Au plus obscur de la forêt,

Vivait la bête massacrante,

Gorgée de ripailles sanglantes,

Qui dévorait les égarés.


Rôdant au fond des noirs bosquets

Elle poursuivait les plus hardis,

Se repaissait des gringalets

Des gros, des riches, des démunis.


Parmi tous nos grands preux et nos traineurs d’épées

Il n’en était pas un pour braver la forêt,

Fors un fier chevalier venu de Toluki

Qui s’en vint au grand trot, avec l’épée brandie.

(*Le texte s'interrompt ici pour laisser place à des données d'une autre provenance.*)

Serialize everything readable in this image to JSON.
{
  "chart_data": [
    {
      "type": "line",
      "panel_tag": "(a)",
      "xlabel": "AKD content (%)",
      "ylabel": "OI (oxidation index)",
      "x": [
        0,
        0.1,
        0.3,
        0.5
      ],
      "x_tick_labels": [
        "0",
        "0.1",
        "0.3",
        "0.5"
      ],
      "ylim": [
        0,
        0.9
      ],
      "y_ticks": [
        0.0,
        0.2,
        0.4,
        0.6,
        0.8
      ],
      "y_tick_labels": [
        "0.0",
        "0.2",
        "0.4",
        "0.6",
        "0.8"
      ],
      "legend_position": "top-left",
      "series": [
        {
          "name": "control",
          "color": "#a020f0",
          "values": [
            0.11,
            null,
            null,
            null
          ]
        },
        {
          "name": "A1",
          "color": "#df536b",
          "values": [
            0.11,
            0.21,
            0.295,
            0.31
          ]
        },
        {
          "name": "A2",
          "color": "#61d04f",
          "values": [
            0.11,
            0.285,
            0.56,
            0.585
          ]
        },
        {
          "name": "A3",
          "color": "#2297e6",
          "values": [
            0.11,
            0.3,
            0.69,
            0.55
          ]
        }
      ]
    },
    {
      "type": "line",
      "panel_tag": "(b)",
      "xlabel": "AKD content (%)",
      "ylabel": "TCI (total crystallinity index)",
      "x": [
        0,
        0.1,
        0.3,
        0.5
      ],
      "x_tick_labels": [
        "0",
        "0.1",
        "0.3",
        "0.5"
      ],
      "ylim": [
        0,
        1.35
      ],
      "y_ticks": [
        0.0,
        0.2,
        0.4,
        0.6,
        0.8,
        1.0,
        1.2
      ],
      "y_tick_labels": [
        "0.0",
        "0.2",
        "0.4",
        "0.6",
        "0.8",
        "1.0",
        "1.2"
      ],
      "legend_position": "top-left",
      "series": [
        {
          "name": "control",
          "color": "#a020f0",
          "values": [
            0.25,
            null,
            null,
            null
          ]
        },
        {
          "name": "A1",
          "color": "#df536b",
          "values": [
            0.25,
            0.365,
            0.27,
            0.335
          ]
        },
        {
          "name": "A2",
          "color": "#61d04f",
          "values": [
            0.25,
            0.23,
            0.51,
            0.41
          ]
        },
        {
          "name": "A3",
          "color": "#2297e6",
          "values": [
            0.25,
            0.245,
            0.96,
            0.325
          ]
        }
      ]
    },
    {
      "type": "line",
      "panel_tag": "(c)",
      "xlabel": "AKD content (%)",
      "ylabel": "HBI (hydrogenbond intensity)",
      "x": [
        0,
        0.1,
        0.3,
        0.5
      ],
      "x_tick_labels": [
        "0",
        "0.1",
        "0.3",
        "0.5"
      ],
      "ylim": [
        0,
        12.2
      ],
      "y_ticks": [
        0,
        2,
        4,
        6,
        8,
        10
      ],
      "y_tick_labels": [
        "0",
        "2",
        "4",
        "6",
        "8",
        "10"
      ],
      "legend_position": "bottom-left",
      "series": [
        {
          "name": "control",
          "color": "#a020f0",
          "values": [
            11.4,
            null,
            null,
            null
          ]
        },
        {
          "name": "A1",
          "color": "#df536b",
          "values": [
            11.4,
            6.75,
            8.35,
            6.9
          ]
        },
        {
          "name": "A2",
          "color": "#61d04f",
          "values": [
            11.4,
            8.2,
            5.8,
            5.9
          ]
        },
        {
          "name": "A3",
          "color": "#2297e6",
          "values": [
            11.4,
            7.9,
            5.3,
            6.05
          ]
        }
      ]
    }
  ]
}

Et Tomas Wanderer, faisant fi de sa mère,

Car tout jeune qu’il était jamais rien n’écoutait,

Enfourcha son balai et brandit sa rapière

Et s’en alla, marquant le pas, tête levée,

Grand seigneur en route pour la guerre.


L’idiot au nez morveux près du pont gambadait

En riant aux éclats voulut le mettre en garde.

« Chez la Bête Carnassière ne t’en va fricoter

Car cette créature ne craint pas ton écharde. »

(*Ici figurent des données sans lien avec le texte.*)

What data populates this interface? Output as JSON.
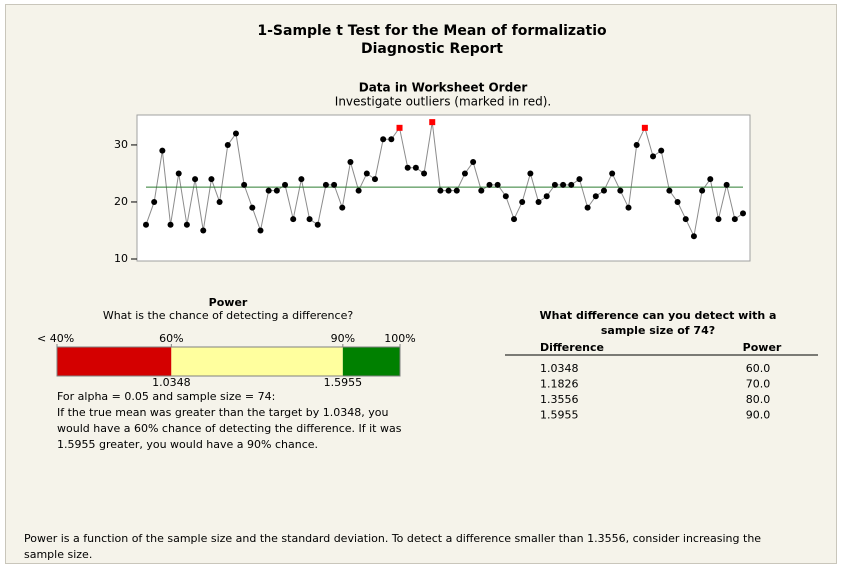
{
  "title": "1-Sample t Test for the Mean of formalizatio",
  "subtitle": "Diagnostic Report",
  "chart_data": {
    "type": "line",
    "title": "Data in Worksheet Order",
    "subtitle": "Investigate outliers (marked in red).",
    "values": [
      16,
      20,
      29,
      16,
      25,
      16,
      24,
      15,
      24,
      20,
      30,
      32,
      23,
      19,
      15,
      22,
      22,
      23,
      17,
      24,
      17,
      16,
      23,
      23,
      19,
      27,
      22,
      25,
      24,
      31,
      31,
      33,
      26,
      26,
      25,
      34,
      22,
      22,
      22,
      25,
      27,
      22,
      23,
      23,
      21,
      17,
      20,
      25,
      20,
      21,
      23,
      23,
      23,
      24,
      19,
      21,
      22,
      25,
      22,
      19,
      30,
      33,
      28,
      29,
      22,
      20,
      17,
      14,
      22,
      24,
      17,
      23,
      17,
      18
    ],
    "color": "#000000",
    "line_color": "#8c8c8c",
    "outlier_indices": [
      31,
      35,
      61
    ],
    "outlier_color": "#ff0000",
    "mean_line": 22.6,
    "mean_line_color": "#2e7d32",
    "ylim": [
      9.65,
      35.25
    ],
    "yticks": [
      10,
      20,
      30
    ]
  },
  "power": {
    "title": "Power",
    "question": "What is the chance of detecting a difference?",
    "scale": [
      40,
      100
    ],
    "ticks": [
      {
        "value": 40,
        "label": "< 40%"
      },
      {
        "value": 60,
        "label": "60%"
      },
      {
        "value": 90,
        "label": "90%"
      },
      {
        "value": 100,
        "label": "100%"
      }
    ],
    "segments": [
      {
        "from": 40,
        "to": 60,
        "color": "#d40000"
      },
      {
        "from": 60,
        "to": 90,
        "color": "#ffff9e"
      },
      {
        "from": 90,
        "to": 100,
        "color": "#008000"
      }
    ],
    "bar_labels": [
      {
        "power": 60,
        "label": "1.0348"
      },
      {
        "power": 90,
        "label": "1.5955"
      }
    ],
    "note_heading": "For alpha = 0.05 and sample size = 74:",
    "note": "If the true mean was greater than the target by 1.0348, you would have a 60% chance of detecting the difference. If it was 1.5955 greater, you would have a 90% chance."
  },
  "table": {
    "title": "What difference can you detect with a sample size of 74?",
    "headers": [
      "Difference",
      "Power"
    ],
    "rows": [
      [
        "1.0348",
        "60.0"
      ],
      [
        "1.1826",
        "70.0"
      ],
      [
        "1.3556",
        "80.0"
      ],
      [
        "1.5955",
        "90.0"
      ]
    ]
  },
  "footer": "Power is a function of the sample size and the standard deviation. To detect a difference smaller than 1.3556, consider increasing the sample size."
}
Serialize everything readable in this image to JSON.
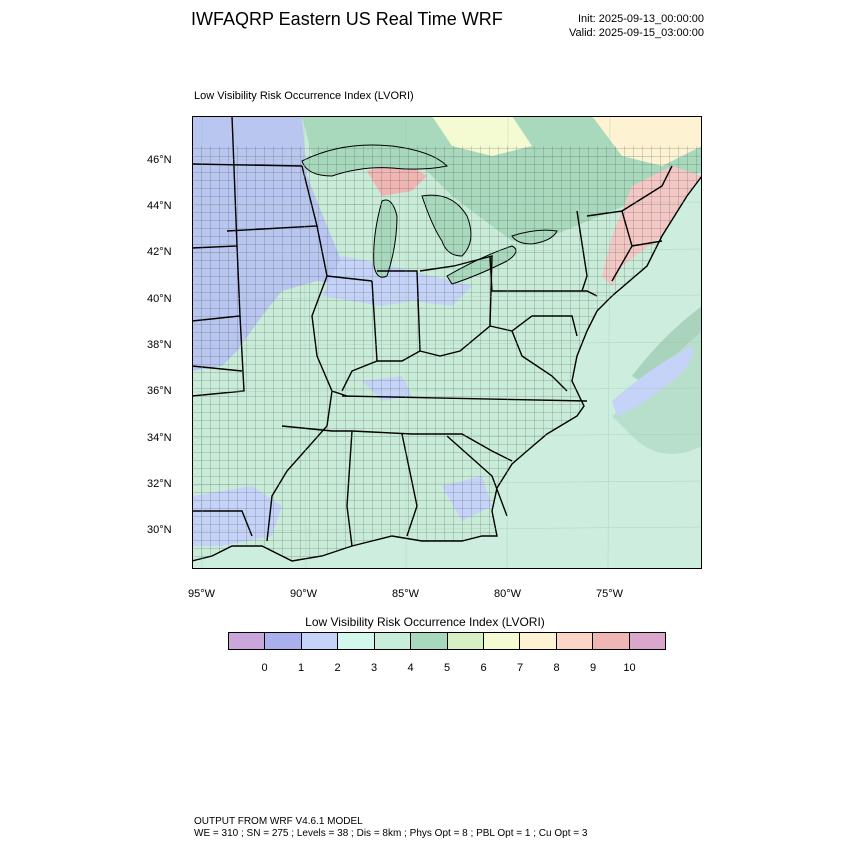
{
  "header": {
    "title": "IWFAQRP Eastern US Real Time WRF",
    "init": "Init: 2025-09-13_00:00:00",
    "valid": "Valid: 2025-09-15_03:00:00"
  },
  "map": {
    "subtitle": "Low Visibility Risk Occurrence Index   (LVORI)",
    "lat_labels": [
      "46°N",
      "44°N",
      "42°N",
      "40°N",
      "38°N",
      "36°N",
      "34°N",
      "32°N",
      "30°N"
    ],
    "lon_labels": [
      "95°W",
      "90°W",
      "85°W",
      "80°W",
      "75°W"
    ],
    "colors": {
      "ocean": "#cdeede",
      "land_default": "#c9ecd9",
      "lake": "#b9e8d6",
      "blue_region": "#b9c6ef",
      "light_blue": "#c8d9f5",
      "green_canada": "#a7d6b6",
      "pink": "#f3c7c4",
      "yellow": "#f8f3cd",
      "light_green": "#d4ecc4"
    }
  },
  "colorbar": {
    "title": "Low Visibility Risk Occurrence Index  (LVORI)",
    "colors": [
      "#caa6da",
      "#aab0ee",
      "#c4d3f7",
      "#d2f8ee",
      "#c6eedb",
      "#a8d9bd",
      "#d6f0c3",
      "#f4fbd3",
      "#fdf3d2",
      "#fbd5c6",
      "#f0b6b4",
      "#dba6cb"
    ],
    "tick_labels": [
      "0",
      "1",
      "2",
      "3",
      "4",
      "5",
      "6",
      "7",
      "8",
      "9",
      "10"
    ]
  },
  "footer": {
    "line1": "OUTPUT FROM WRF V4.6.1 MODEL",
    "line2": "WE = 310 ; SN = 275 ; Levels = 38 ; Dis = 8km ; Phys Opt = 8 ; PBL Opt = 1 ; Cu Opt = 3"
  }
}
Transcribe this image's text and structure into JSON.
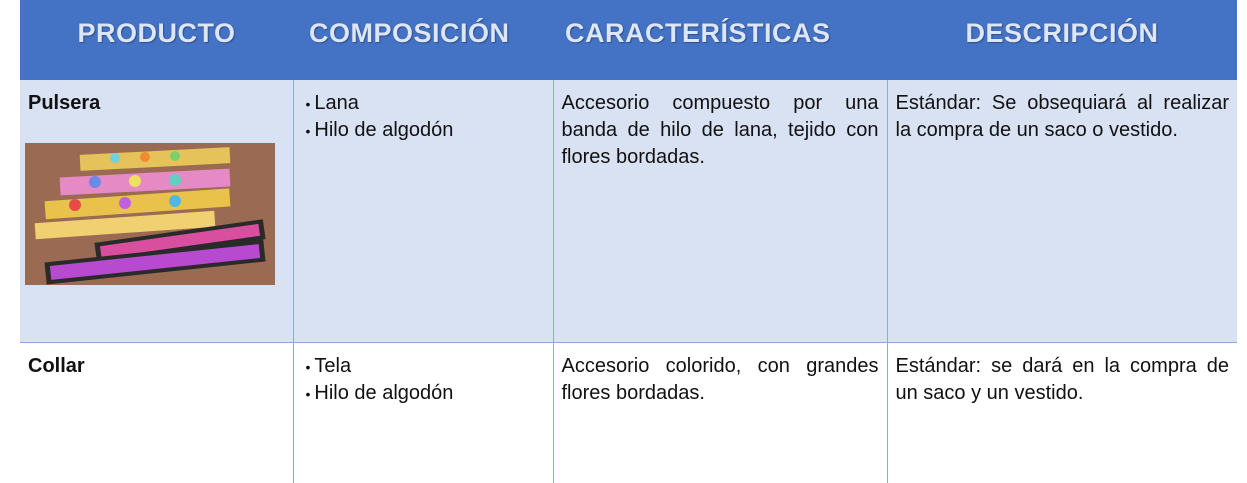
{
  "header": {
    "columns": [
      "PRODUCTO",
      "COMPOSICIÓN",
      "CARACTERÍSTICAS",
      "DESCRIPCIÓN"
    ]
  },
  "table": {
    "rows": [
      {
        "product": "Pulsera",
        "composition": [
          "Lana",
          "Hilo de algodón"
        ],
        "characteristics": "Accesorio compuesto por una banda de hilo de lana, tejido con flores bordadas.",
        "description": "Estándar: Se obsequiará al realizar la compra de un saco o vestido."
      },
      {
        "product": "Collar",
        "composition": [
          "Tela",
          "Hilo de algodón"
        ],
        "characteristics": "Accesorio colorido, con grandes flores bordadas.",
        "description": "Estándar: se dará en la compra de un saco y un vestido."
      }
    ]
  }
}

Mais comme c’était l’idiot, personne ne l’écoutait.

Tomas piqua des deux sur son beau destrier.


Tomas le jouvenceau tourna autour du chêne,

Puis il s’aventura plus loin en ses domaines.

Tailladant buissons noirs et lianes sanguinaires,

Il sortit son mâchon et s’installa par terre.

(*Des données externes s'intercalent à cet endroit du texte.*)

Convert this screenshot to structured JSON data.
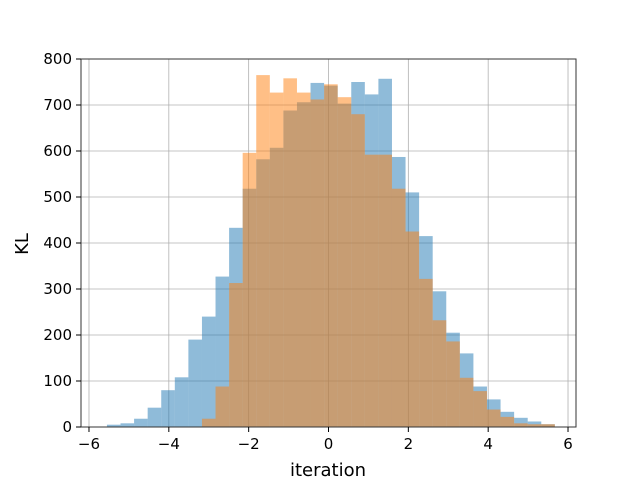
{
  "chart_data": {
    "type": "bar",
    "title": "",
    "xlabel": "iteration",
    "ylabel": "KL",
    "xlim": [
      -6.2,
      6.2
    ],
    "ylim": [
      0,
      800
    ],
    "grid": true,
    "bin_width": 0.34,
    "x_ticks": [
      -6,
      -4,
      -2,
      0,
      2,
      4,
      6
    ],
    "y_ticks": [
      0,
      100,
      200,
      300,
      400,
      500,
      600,
      700,
      800
    ],
    "series": [
      {
        "color": "#1f77b4",
        "alpha": 0.5,
        "bins": [
          {
            "x0": -5.55,
            "x1": -5.21,
            "count": 5
          },
          {
            "x0": -5.21,
            "x1": -4.87,
            "count": 8
          },
          {
            "x0": -4.87,
            "x1": -4.53,
            "count": 18
          },
          {
            "x0": -4.53,
            "x1": -4.19,
            "count": 42
          },
          {
            "x0": -4.19,
            "x1": -3.85,
            "count": 80
          },
          {
            "x0": -3.85,
            "x1": -3.51,
            "count": 108
          },
          {
            "x0": -3.51,
            "x1": -3.17,
            "count": 190
          },
          {
            "x0": -3.17,
            "x1": -2.83,
            "count": 240
          },
          {
            "x0": -2.83,
            "x1": -2.49,
            "count": 327
          },
          {
            "x0": -2.49,
            "x1": -2.15,
            "count": 433
          },
          {
            "x0": -2.15,
            "x1": -1.81,
            "count": 518
          },
          {
            "x0": -1.81,
            "x1": -1.47,
            "count": 582
          },
          {
            "x0": -1.47,
            "x1": -1.13,
            "count": 607
          },
          {
            "x0": -1.13,
            "x1": -0.79,
            "count": 688
          },
          {
            "x0": -0.79,
            "x1": -0.45,
            "count": 706
          },
          {
            "x0": -0.45,
            "x1": -0.11,
            "count": 748
          },
          {
            "x0": -0.11,
            "x1": 0.23,
            "count": 742
          },
          {
            "x0": 0.23,
            "x1": 0.57,
            "count": 703
          },
          {
            "x0": 0.57,
            "x1": 0.91,
            "count": 750
          },
          {
            "x0": 0.91,
            "x1": 1.25,
            "count": 723
          },
          {
            "x0": 1.25,
            "x1": 1.59,
            "count": 757
          },
          {
            "x0": 1.59,
            "x1": 1.93,
            "count": 587
          },
          {
            "x0": 1.93,
            "x1": 2.27,
            "count": 510
          },
          {
            "x0": 2.27,
            "x1": 2.61,
            "count": 415
          },
          {
            "x0": 2.61,
            "x1": 2.95,
            "count": 295
          },
          {
            "x0": 2.95,
            "x1": 3.29,
            "count": 205
          },
          {
            "x0": 3.29,
            "x1": 3.63,
            "count": 160
          },
          {
            "x0": 3.63,
            "x1": 3.97,
            "count": 88
          },
          {
            "x0": 3.97,
            "x1": 4.31,
            "count": 60
          },
          {
            "x0": 4.31,
            "x1": 4.65,
            "count": 33
          },
          {
            "x0": 4.65,
            "x1": 4.99,
            "count": 20
          },
          {
            "x0": 4.99,
            "x1": 5.33,
            "count": 12
          },
          {
            "x0": 5.33,
            "x1": 5.67,
            "count": 6
          }
        ]
      },
      {
        "color": "#ff7f0e",
        "alpha": 0.5,
        "bins": [
          {
            "x0": -5.55,
            "x1": -5.21,
            "count": 0
          },
          {
            "x0": -5.21,
            "x1": -4.87,
            "count": 0
          },
          {
            "x0": -4.87,
            "x1": -4.53,
            "count": 0
          },
          {
            "x0": -4.53,
            "x1": -4.19,
            "count": 0
          },
          {
            "x0": -4.19,
            "x1": -3.85,
            "count": 0
          },
          {
            "x0": -3.85,
            "x1": -3.51,
            "count": 0
          },
          {
            "x0": -3.51,
            "x1": -3.17,
            "count": 0
          },
          {
            "x0": -3.17,
            "x1": -2.83,
            "count": 18
          },
          {
            "x0": -2.83,
            "x1": -2.49,
            "count": 88
          },
          {
            "x0": -2.49,
            "x1": -2.15,
            "count": 313
          },
          {
            "x0": -2.15,
            "x1": -1.81,
            "count": 596
          },
          {
            "x0": -1.81,
            "x1": -1.47,
            "count": 765
          },
          {
            "x0": -1.47,
            "x1": -1.13,
            "count": 727
          },
          {
            "x0": -1.13,
            "x1": -0.79,
            "count": 758
          },
          {
            "x0": -0.79,
            "x1": -0.45,
            "count": 727
          },
          {
            "x0": -0.45,
            "x1": -0.11,
            "count": 712
          },
          {
            "x0": -0.11,
            "x1": 0.23,
            "count": 745
          },
          {
            "x0": 0.23,
            "x1": 0.57,
            "count": 717
          },
          {
            "x0": 0.57,
            "x1": 0.91,
            "count": 680
          },
          {
            "x0": 0.91,
            "x1": 1.25,
            "count": 592
          },
          {
            "x0": 1.25,
            "x1": 1.59,
            "count": 592
          },
          {
            "x0": 1.59,
            "x1": 1.93,
            "count": 518
          },
          {
            "x0": 1.93,
            "x1": 2.27,
            "count": 425
          },
          {
            "x0": 2.27,
            "x1": 2.61,
            "count": 322
          },
          {
            "x0": 2.61,
            "x1": 2.95,
            "count": 232
          },
          {
            "x0": 2.95,
            "x1": 3.29,
            "count": 186
          },
          {
            "x0": 3.29,
            "x1": 3.63,
            "count": 107
          },
          {
            "x0": 3.63,
            "x1": 3.97,
            "count": 78
          },
          {
            "x0": 3.97,
            "x1": 4.31,
            "count": 38
          },
          {
            "x0": 4.31,
            "x1": 4.65,
            "count": 22
          },
          {
            "x0": 4.65,
            "x1": 4.99,
            "count": 8
          },
          {
            "x0": 4.99,
            "x1": 5.33,
            "count": 6
          },
          {
            "x0": 5.33,
            "x1": 5.67,
            "count": 6
          }
        ]
      }
    ]
  }
}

Un bûcheron qui passait le trouva assis là.

En le voyant ainsi, il luit mis trois soufflets.

« Traîne ici à la nuit et ta mort tu verras ! »

Puis d’un coup de bâton lui tanna le fessier

Et sans plus de façons à sa mère l’envoya.

Mais Tomas l’entêté refusa de rentrer.


Progressant fermement au travers des halliers

Sous le soleil de sang et la lune de nacre

Il arriva soudain à la grotte des massacres

Et s’avança fièrement, repoussant les ronciers.


Devant lui se tenait la bête malveillante,

A la tête cornue, hérissé et sanglante,

Et Tomas le fougueux, sans peur et sans regret,

Comme tout bon chevalier à la tombe promis,

Bien campé sur ses jambes lui lança son défi.

Le monstre, d’un revers, à terre le fit rouler.


« Qui te rend si hardi toi qui es sans toison ?

Ta mère n’a-t-elle point fait ton éducation ? »

« Montjoie ! cria Tomas, par les dieux et mon droit ! »

Et il chargea la bête, bramant à pleine voix.


« J’engloutirai ta chair et je broierai tes os,

J’envahira vos terres, je brulerai vos chaumières.

Ma fureur déchaînée par l’insolent marmot

Tombera sans pitié sur ceux qui raillèrent.

Ceux qui sont fourvoyés doivent craindre mes semblables

Qui leur feront connaître un sort épouvantable ! »


C’est ainsi que Tomas Wanderer disparut,

Qui n’avais jamais fait sa part de bien non plus.

Alors souvenez-vous de Tomas l’égaré

Et n’allez pas vaguer dans les sombres forêts.